The research interests of Darren J. Baker, M.S., Ph.D., are focused on the involvement of senescent cells in the processes of aging and cancer.
Cellular senescence, a state of irreversible cell cycle arrest that limits the ability of cells to divide, is a potent anti-tumor mechanism that is also a common feature of aged tissue. Instead of simply being resident cells within a tissue, senescent cells promote various age-related phenotypes due to components that they secrete.
Studying the role of cellular senescence in vivo, however, has been difficult due to the lack of reliable markers and the inability to selectively manipulate these cells in animals.
Dr. Baker's research team has developed a transgenic mouse model, termed INK-ATTAC, in which senescent cells can be selectively eliminated in an inducible fashion. By using the INK-ATTAC model in combination with an accelerated aging model, Dr. Baker has demonstrated the ability to significantly delay age-related pathologies and phenotypes, including cataract formation, by removing senescent cells.
Senescent cells in natural aging. Dr. Baker's team has demonstrated that removal of senescent cells from a prematurely aged mouse model is effective at delaying a variety of phenotypes that are dependent on the acquisition of senescent cells. The team is now interested in extending these studies into the normal aging process that occurs in mice. The expression of p16 increases in many tissues with age, but whether this causes age-related pathologies is unclear.
Using INK-ATTAC, Dr. Baker's team is able to test, for the first time, whether a wide variety of aging-related conditions can be prevented or attenuated by clearing senescent cells from chronologically aged wild-type mice, leading to improved health span and extended life span. Since the team's approach is to interfere with senescent cell viability rather than with senescent cell formation, team members expect to fully preserve the tumor suppressive functions of the senescence program.
The role of senescent cells in Alzheimer's disease and dementia. Alzheimer's disease, which is characterized by the presence of neurofibrillary tangles and amyloid plaques, is the leading cause of dementia in older adults. However, it is unknown whether and how these deposits contribute to Alzheimer's.

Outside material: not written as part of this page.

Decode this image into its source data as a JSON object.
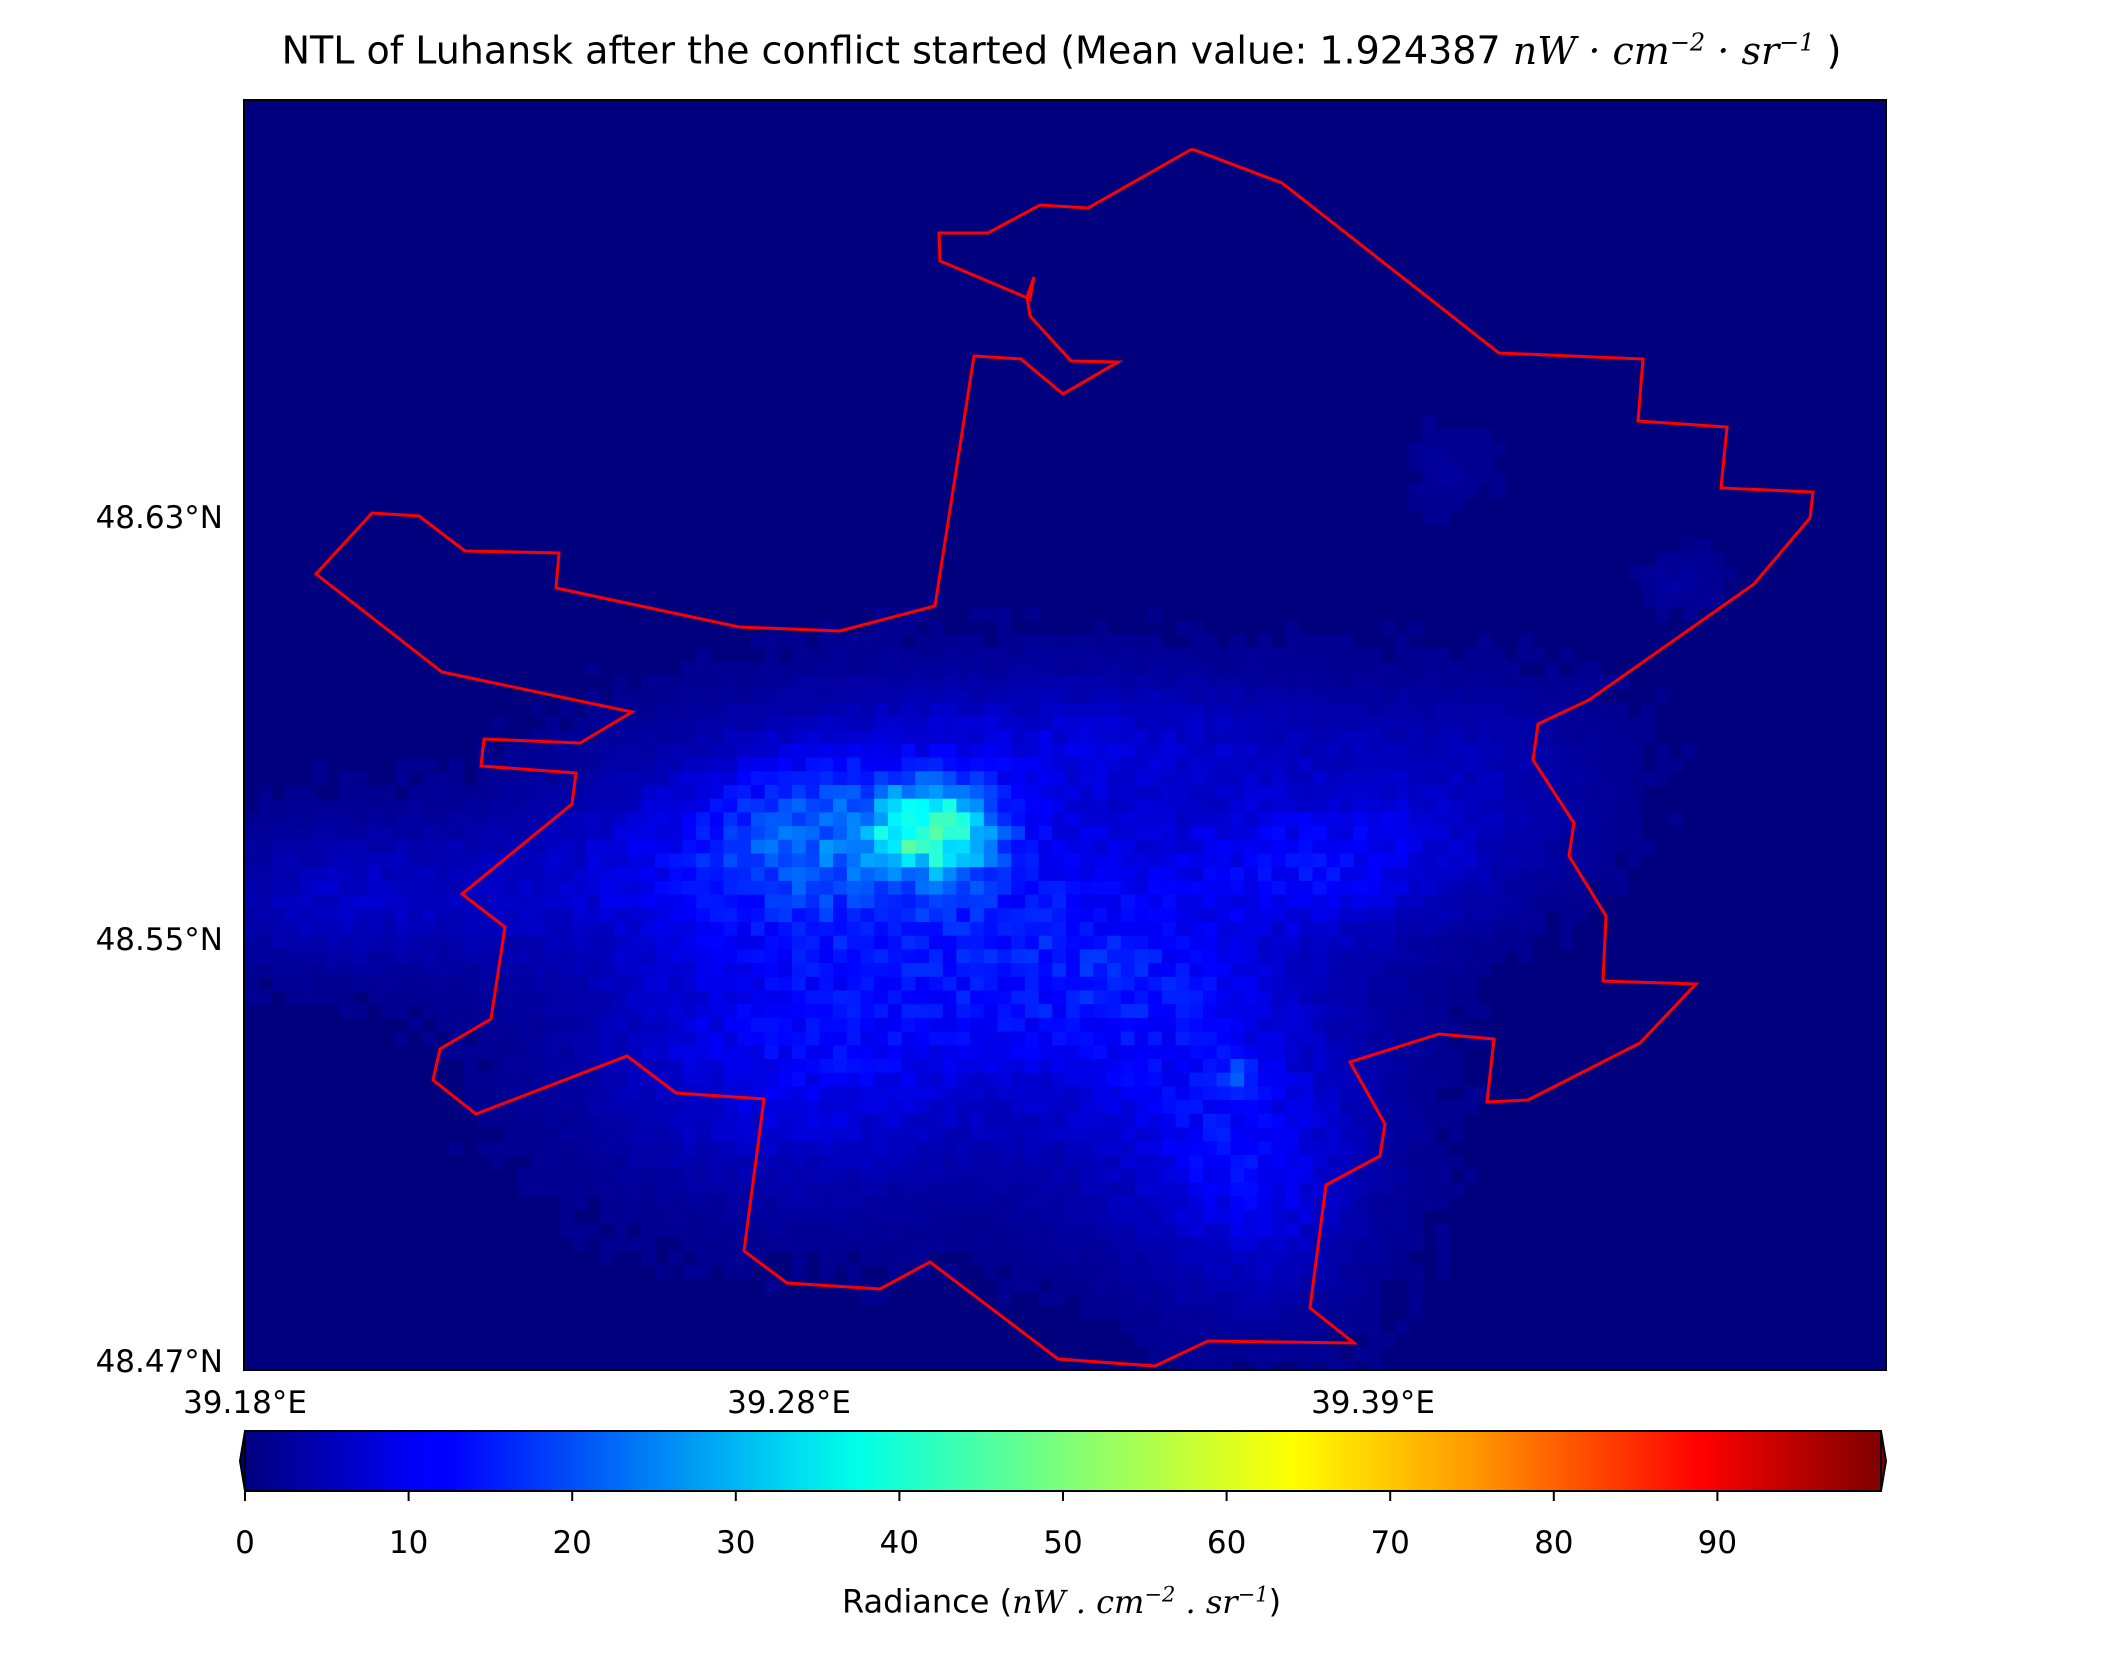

Dr. Baker is working to exploit the observation that both neurofibrillary tangles and neuritic components of plaques of patients with Alzheimer's disease show strong immunoreactivity to the cyclin-dependent kinase inhibitor p16, but not to other members of p16's cell cycle regulatory family of proteins. The p16 biomarker also exhibits increased expression in a variety of tissues with age, but not in terminally differentiated neurons.

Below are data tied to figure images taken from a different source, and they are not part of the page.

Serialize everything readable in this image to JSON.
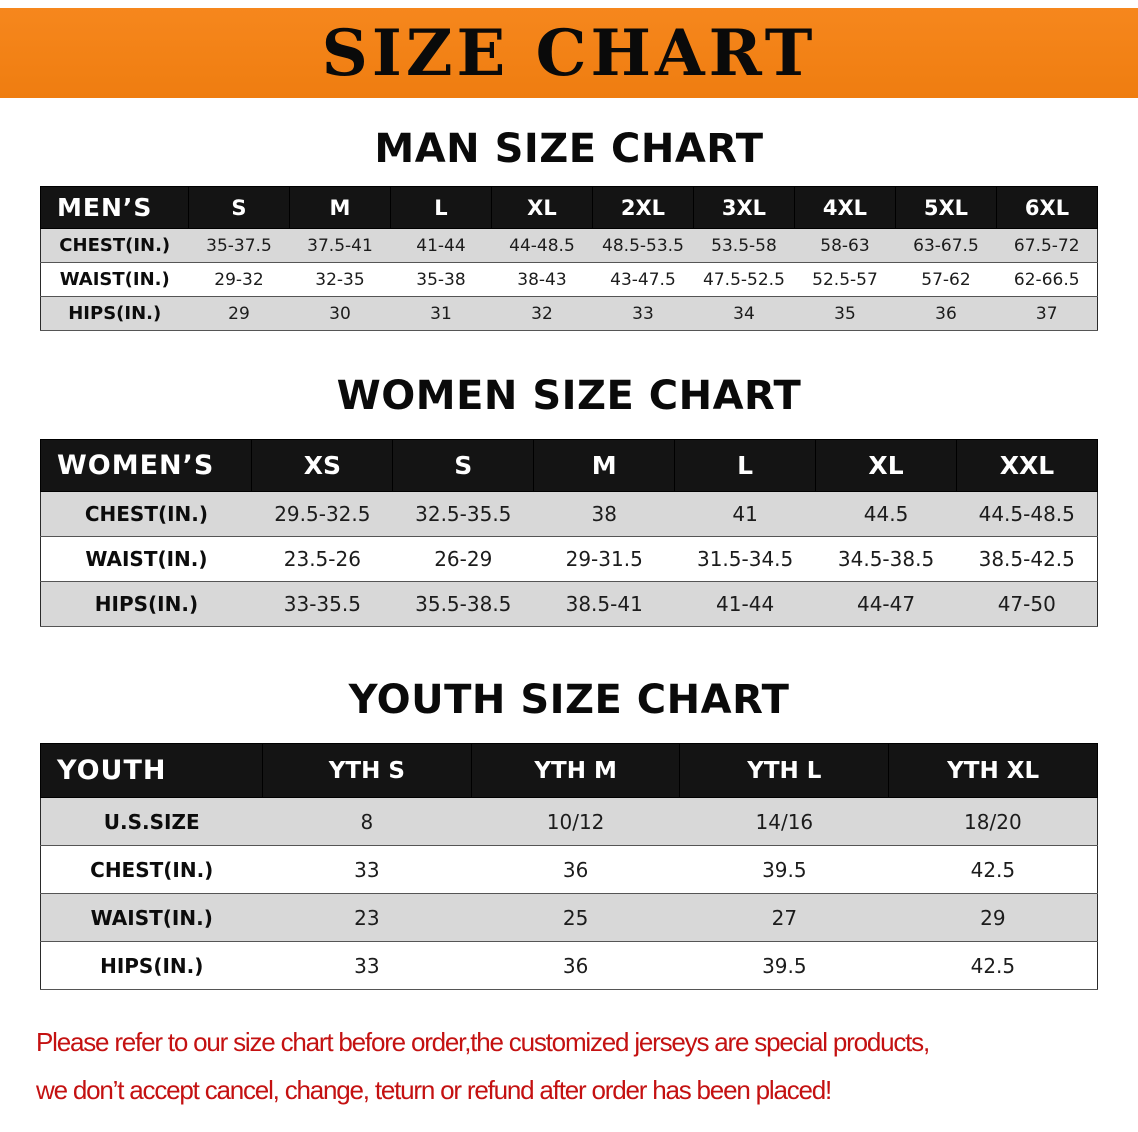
{
  "banner": {
    "title": "SIZE CHART"
  },
  "theme": {
    "banner_orange": "#f6871d",
    "header_black": "#141414",
    "row_shaded_gray": "#d8d8d8",
    "disclaimer_red": "#c41111"
  },
  "headings": {
    "men": "MAN SIZE CHART",
    "women": "WOMEN SIZE CHART",
    "youth": "YOUTH SIZE CHART"
  },
  "tables": {
    "men": {
      "header_label": "MEN’S",
      "label_width": "14%",
      "columns": [
        "S",
        "M",
        "L",
        "XL",
        "2XL",
        "3XL",
        "4XL",
        "5XL",
        "6XL"
      ],
      "rows": [
        {
          "label": "CHEST(IN.)",
          "shaded": true,
          "values": [
            "35-37.5",
            "37.5-41",
            "41-44",
            "44-48.5",
            "48.5-53.5",
            "53.5-58",
            "58-63",
            "63-67.5",
            "67.5-72"
          ]
        },
        {
          "label": "WAIST(IN.)",
          "shaded": false,
          "values": [
            "29-32",
            "32-35",
            "35-38",
            "38-43",
            "43-47.5",
            "47.5-52.5",
            "52.5-57",
            "57-62",
            "62-66.5"
          ]
        },
        {
          "label": "HIPS(IN.)",
          "shaded": true,
          "values": [
            "29",
            "30",
            "31",
            "32",
            "33",
            "34",
            "35",
            "36",
            "37"
          ]
        }
      ]
    },
    "women": {
      "header_label": "WOMEN’S",
      "label_width": "20%",
      "columns": [
        "XS",
        "S",
        "M",
        "L",
        "XL",
        "XXL"
      ],
      "rows": [
        {
          "label": "CHEST(IN.)",
          "shaded": true,
          "values": [
            "29.5-32.5",
            "32.5-35.5",
            "38",
            "41",
            "44.5",
            "44.5-48.5"
          ]
        },
        {
          "label": "WAIST(IN.)",
          "shaded": false,
          "values": [
            "23.5-26",
            "26-29",
            "29-31.5",
            "31.5-34.5",
            "34.5-38.5",
            "38.5-42.5"
          ]
        },
        {
          "label": "HIPS(IN.)",
          "shaded": true,
          "values": [
            "33-35.5",
            "35.5-38.5",
            "38.5-41",
            "41-44",
            "44-47",
            "47-50"
          ]
        }
      ]
    },
    "youth": {
      "header_label": "YOUTH",
      "label_width": "21%",
      "columns": [
        "YTH S",
        "YTH M",
        "YTH L",
        "YTH XL"
      ],
      "rows": [
        {
          "label": "U.S.SIZE",
          "shaded": true,
          "values": [
            "8",
            "10/12",
            "14/16",
            "18/20"
          ]
        },
        {
          "label": "CHEST(IN.)",
          "shaded": false,
          "values": [
            "33",
            "36",
            "39.5",
            "42.5"
          ]
        },
        {
          "label": "WAIST(IN.)",
          "shaded": true,
          "values": [
            "23",
            "25",
            "27",
            "29"
          ]
        },
        {
          "label": "HIPS(IN.)",
          "shaded": false,
          "values": [
            "33",
            "36",
            "39.5",
            "42.5"
          ]
        }
      ]
    }
  },
  "disclaimer": {
    "line1": "Please refer to our size chart before order,the customized jerseys are special products,",
    "line2": "we don’t accept cancel, change, teturn or refund after order has been placed!"
  }
}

Using mouse models of Alzheimer's, Dr. Baker uses the INK-ATTAC transgenic mice to remove p16-expressing cells. His goal is to improve understanding of how p16-expressing cells contribute to AD.
Significance to patient care
If the novel treatment strategy of eliminating p16-expressing cells is effective in preclinical models, it will open an entirely new avenue for exploration in the treatment of Alzheimer's disease.